Dans la pénombre de la cave, Hugo comptait le magot. Rachid souffrait le martyre. Comment les choses avaient-elles foiré à ce point ? Dès les premiers tirs, deux Italiens étaient tombés. Mais Hugo avait sans doute déclenché l’opération un peu trop tôt. Il aurait fallu attendre que les mafieux soient quelques mètres plus loin, dans une zone plus dégagée. Les trois rescapés avaient réussi à se faufiler derrière des blocs de rochers et là, cela n’avait pas été la même histoire. La loi des armes. Déchaînement de violence. Des tirs croisés qui avaient déchiré l’air en lames mortelles. Hugo et ses potes avaient l’avantage du terrain mais quatre petites frappes de banlieue contre trois durs habitués aux confrontations, cela équilibrait forcément les débats. Steven était tombé pratiquement tout de suite. Une balle en plein front. Rachid avait vu l’arrière du crâne exploser sous l’impact. Tarik avait été tué à son tour alors que les hommes en noir n’étaient plus que deux. Son corps avait roulé cinq bons mètres en contrebas, un pantin désarticulé à qui on avait coupé les fils. Un autre fils de pute avait été descendu, une rafale de kalach qui lui avait quasiment arraché la tête. C’était en essayant de prendre le dernier à revers que Rachid s’était chopé une balle dans le ventre. Il était resté là, étendu, le regard tourné vers l’azur qui se teintait progressivement d’une rouille malsaine jusqu’à ce qu’Hugo finisse le travail. Après, tout se mélangeait dans sa tête. La douleur atroce. Le sang qui pissait. La blessure comprimée par le tee-shirt roulé en boule d’Hugo. Il ne savait même plus comment ils avaient réussi à revenir dans la cité pour se terrer dans ce trou à rats.
— Hugo, faut que tu m’emmènes à l’hosto.
— Tu sais bien que c’est pas possible.
— Hugo, je vais crever si on reste là.
L’enfant se mit à hurler quand il injecta le vaccin. Dernier acte médical que le Dr Tardieu pratiquait ici. Le petit garçon se réfugia dans les bras de sa mère, un gros bouillon de larmes dans les yeux qui laissait déjà des sillons sur ses joues rebondies. Quand ils furent partis, Yves Tardieu s’assit derrière son bureau. Clap de fin. Un morceau de vie s’effaçait. Il serait toujours temps de faire un bilan plus tard. Il n’avait pas voulu de cérémonie de départ. Il avait toujours trouvé cela insupportable. Pas question de se laisser bouffer par l’émotion. Il avait déjà commencé à faire du vide, les derniers rangements iraient vite.

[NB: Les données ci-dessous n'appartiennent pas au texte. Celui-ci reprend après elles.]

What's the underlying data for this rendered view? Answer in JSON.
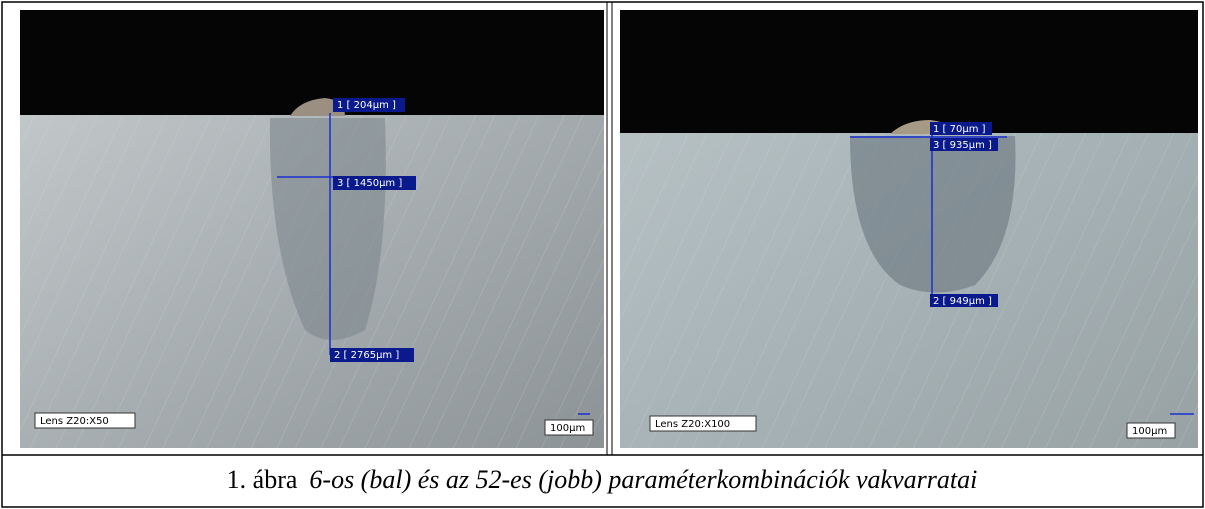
{
  "figure": {
    "panels": [
      {
        "lens": "Lens Z20:X50",
        "scale": "100µm",
        "measurements": [
          "1 [ 204µm ]",
          "3 [ 1450µm ]",
          "2 [ 2765µm ]"
        ]
      },
      {
        "lens": "Lens Z20:X100",
        "scale": "100µm",
        "measurements": [
          "1 [ 70µm ]",
          "3 [ 935µm ]",
          "2 [ 949µm ]"
        ]
      }
    ],
    "caption": {
      "number": "1. ábra",
      "text": "6-os (bal) és az 52-es (jobb) paraméterkombinációk vakvarratai"
    }
  }
}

Pas beaucoup d’objets personnels à ramener, juste cette photo de Tatiana, qu’il n’avait pas pu laisser sur son bureau après le drame. Il l’avait cachée là, dans ce tiroir qu’il ouvrait parfois, juste pour humer les jours d’une vie ancienne. Il l’emporterait avec lui. Le Dr Bernard, son successeur, trouverait un cabinet en parfait état de fonctionnement, c’était ce dont ils étaient convenus. Tardieu avait pu le juger lors des deux stages effectués en sa présence, il lui avait même confié un remplacement lors de ses dernières et courtes vacances. C’était l’homme de la situation, aucun souci là-dessus. Un type avec de l’empathie mais suffisamment costaud pour ne pas se laisser bouffer par l’environnement. Il devait arriver dès la semaine suivante ; Tardieu, lui, serait déjà loin.
Il se leva, alla vérifier que la salle d’attente était à peu près nette. Quelques revues à balancer, un cadre à décrocher.
La porte s’ouvrit soudain avec fracas.
La cité n’avait pas dit son dernier mot, elle n’allait pas le laisser partir comme cela.